If you think about how many moments in our daily lives are about ignoring or negotiating the sex lives of straight people — from jokes about dads with shotguns on the porch, or about what’s going to happen on your wedding night, or “I saw mommy kissing daddy’s [whatever],” to how you deal with your son-in-law, to what being a grandparent is really about — and think about just how much of etiquette, social interaction, communication are about getting around the sticky subject of straight people fucking, you can understand why straight people get so weird about gay people: There’s none of that social filter built in, the sexual aspect is not blurred out like it is with straight people.
Imagine if you didn’t have that filter with straight people: All you would think about is them fucking, all the time, because that’s mostly what straight people talk about. Dating, romance, sexy clothes, losing weight, marriage, weddings, their kids… It’s always Sex, sex, sex with you people. You’ve just normalized it to the point where you see it as a safe part of culture.
There’s no assumption that gay people are doing normal nonsexual things most of the day, like with straight people, because as far as straight privilege is concerned, gay people are just straight people who have gay sex: That’s the main thing that sets us apart.

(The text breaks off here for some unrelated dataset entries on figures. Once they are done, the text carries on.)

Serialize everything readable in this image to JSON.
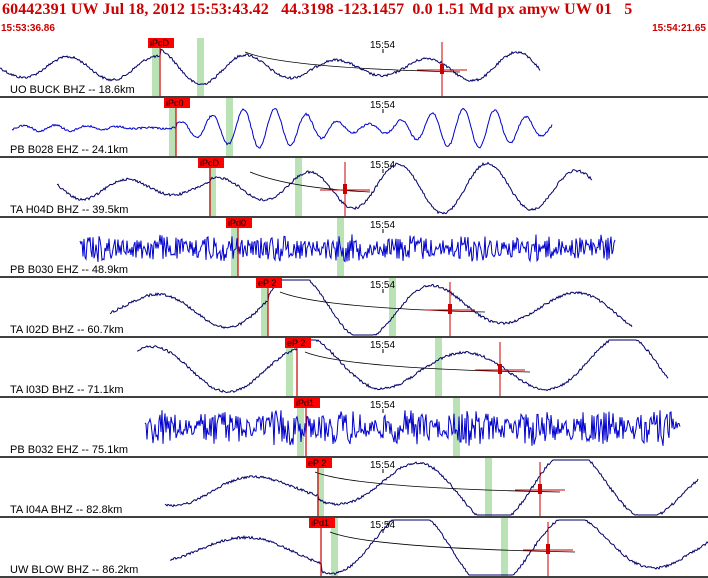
{
  "header": {
    "event_line": "60442391 UW Jul 18, 2012 15:53:43.42   44.3198 -123.1457  0.0 1.51 Md px amyw UW 01   5",
    "start_time": "15:53:36.86",
    "end_time": "15:54:21.65"
  },
  "colors": {
    "header_text": "#cc0000",
    "pick_box": "#ff0000",
    "pick_line": "#cc0000",
    "green_band": "#b9e3b4",
    "trace_black": "#000066",
    "trace_blue": "#0000cc",
    "separator": "#000000"
  },
  "time_tick_label": "15:54",
  "traces": [
    {
      "station_label": "UO BUCK BHZ -- 18.6km",
      "pick_label": "iPcD",
      "color": "blue_dark",
      "style": "wave"
    },
    {
      "station_label": "PB B028 EHZ -- 24.1km",
      "pick_label": "iPc0",
      "color": "blue",
      "style": "wave"
    },
    {
      "station_label": "TA H04D BHZ -- 39.5km",
      "pick_label": "iPcD",
      "color": "blue_dark",
      "style": "wave"
    },
    {
      "station_label": "PB B030 EHZ -- 48.9km",
      "pick_label": "iPd0",
      "color": "blue",
      "style": "noise"
    },
    {
      "station_label": "TA I02D BHZ -- 60.7km",
      "pick_label": "eP 2",
      "color": "blue_dark",
      "style": "wave"
    },
    {
      "station_label": "TA I03D BHZ -- 71.1km",
      "pick_label": "eP 2",
      "color": "blue_dark",
      "style": "wave"
    },
    {
      "station_label": "PB B032 EHZ -- 75.1km",
      "pick_label": "iPd1",
      "color": "blue",
      "style": "noise"
    },
    {
      "station_label": "TA I04A BHZ -- 82.8km",
      "pick_label": "eP 2",
      "color": "blue_dark",
      "style": "wave"
    },
    {
      "station_label": "UW BLOW BHZ -- 86.2km",
      "pick_label": "iPd1",
      "color": "blue_dark",
      "style": "wave"
    }
  ]
}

It’s why the simple answer to the dumb question How do I explain this gay stuff to my kids never occurs to the people that ask it, because they can’t imagine leaving out the sex part in their own construct of what gay people are about: You can say “Some princes want a princess, some princes want a prince,” without blowjobs coming up a single time, just like when you’re explaining straight relationships.
“Coming out” is going to keep being everybody’s business until those things equalize, and I don’t know that they ever will. But especially here — and in Pride season, when so much is written online about “these gays aren’t as gay as they used to be” — I think it’s important to think about this distinction, between socially mediated sexuality vs. sexuality-as-identity.